LoS/Culling/Z-Ordering vs. different Scene

Hey Guys,
Sorry for that title but I didn’t know how to describe it:

I want to build a city with some enterable buildings in it. I now don’t know if I should include the inside-geometry or not.
In other words, I have two options:

a) Build a huge scene with everything inside. Hope that LineOfSight, Culling and Z-Ordering reduce the Geometry count (The Inside of the House would be culled because it’s normals are facing away from the street)

This would have no load-screen when entering a house but consume lots of GPU/Texture Memory?

b) Only have the street and “reload” the house scene.

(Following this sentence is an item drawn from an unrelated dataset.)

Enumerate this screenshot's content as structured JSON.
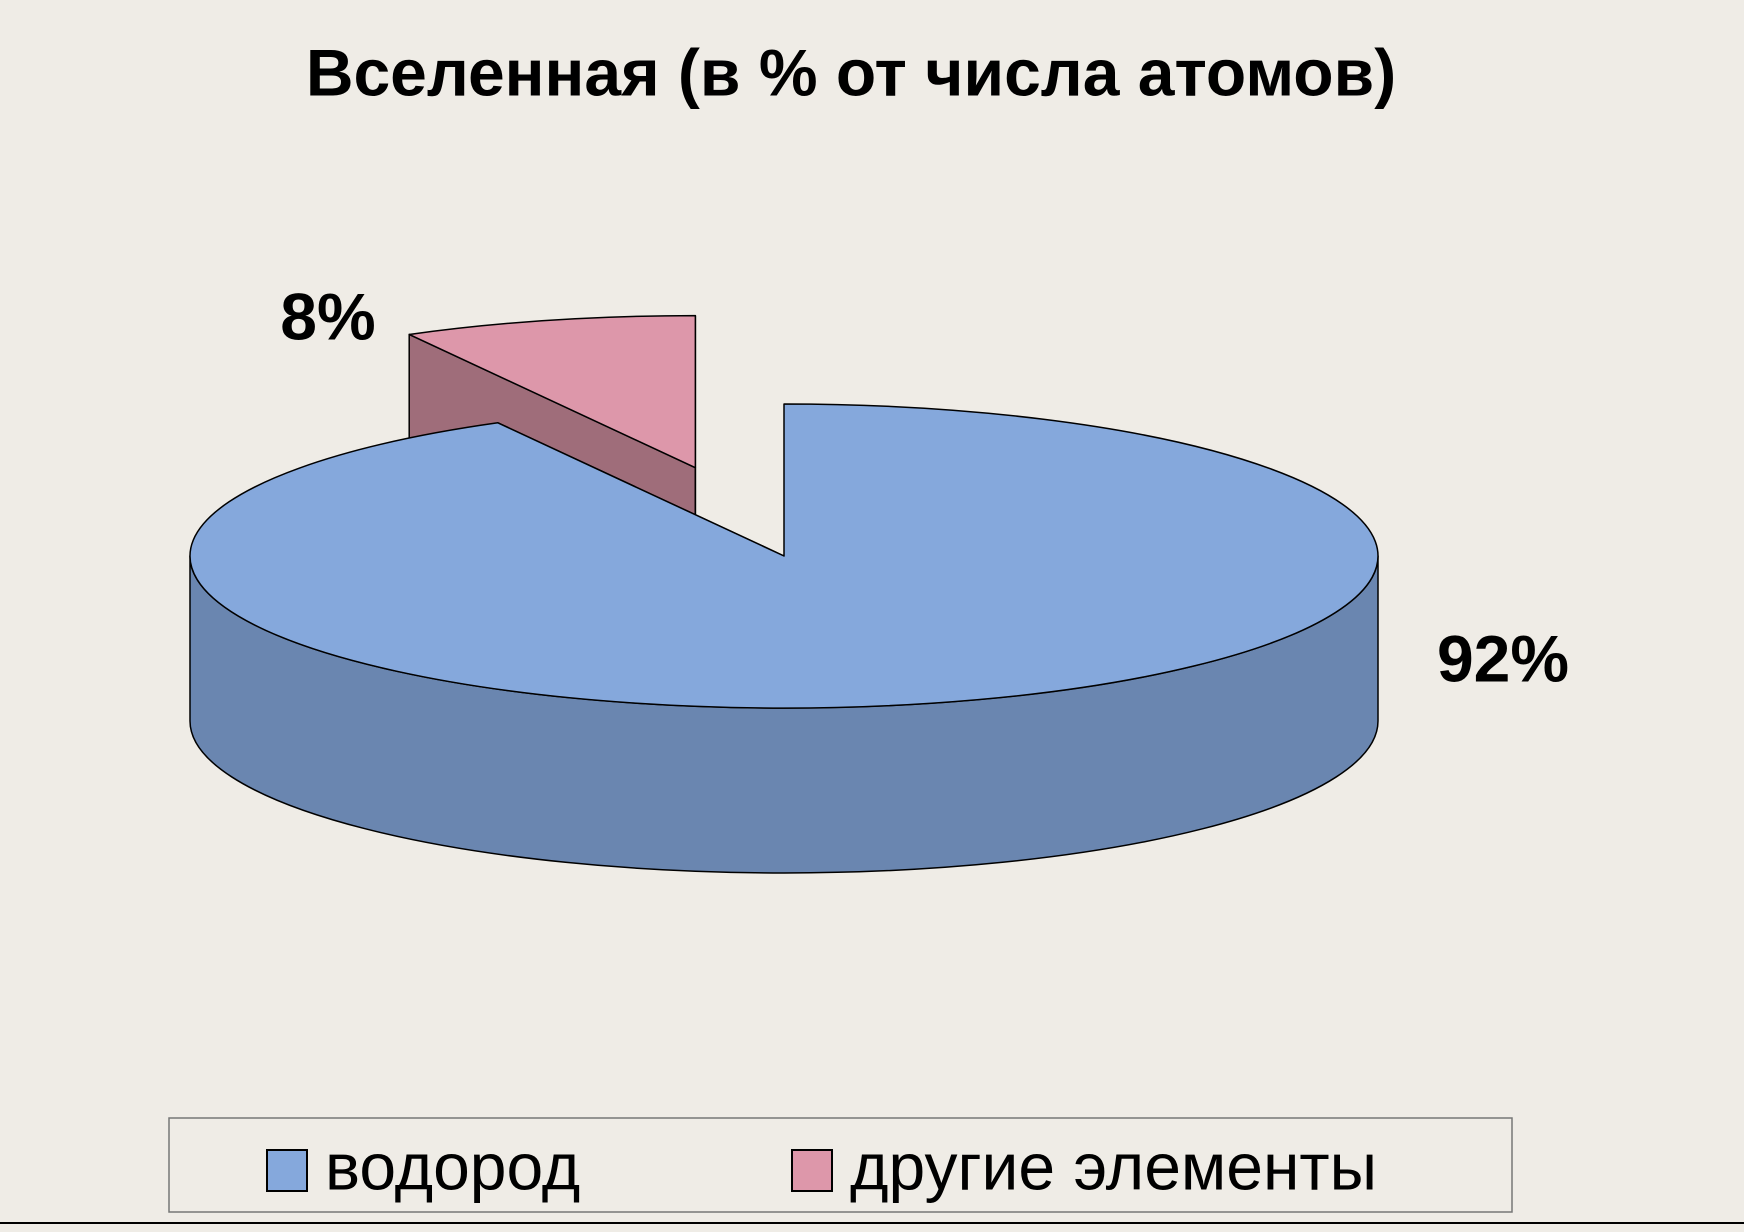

This would reduce the Geometry count but would introduce a “lag” when going outside. A look through the window would also be impossible.

What do you think?

Level of detail is probably the main thing. That drastically reduces the triangle count. Object count… It depends on what you’re going for. thousands of objects isnt an issue on a mid to top-range computer. In very far distances you could even use pseudo billboards. Games like oblivion (which was amazing at it’s time of release when you look at the game as a developer) relied so heavily on LOD to be able to maintain any kind of framerate.

In that same situation, you would normally have maybe even three textures for one ‘item’. Low res, med res and high res - loaded based on distance…

I would say those are probably the first things you would want to work with.

In addition to jayfella’s suggestion, in the highest LOD level, for instance when you’re at or near the doorway to the building in question, perhaps have only the first room of the building visible in the scene. Then as the player walks into that room spawn a thread that loads the meshes, spatials and textures for the other rooms then queue them up to the main thread and attach them to your scene.

So the first room is essentially the loading area, the rest of the rooms are loaded while the player walks through that room. Of course you’ll want to keep this in mind while designing your architecture.

Just a thought, never done anything like this before myself.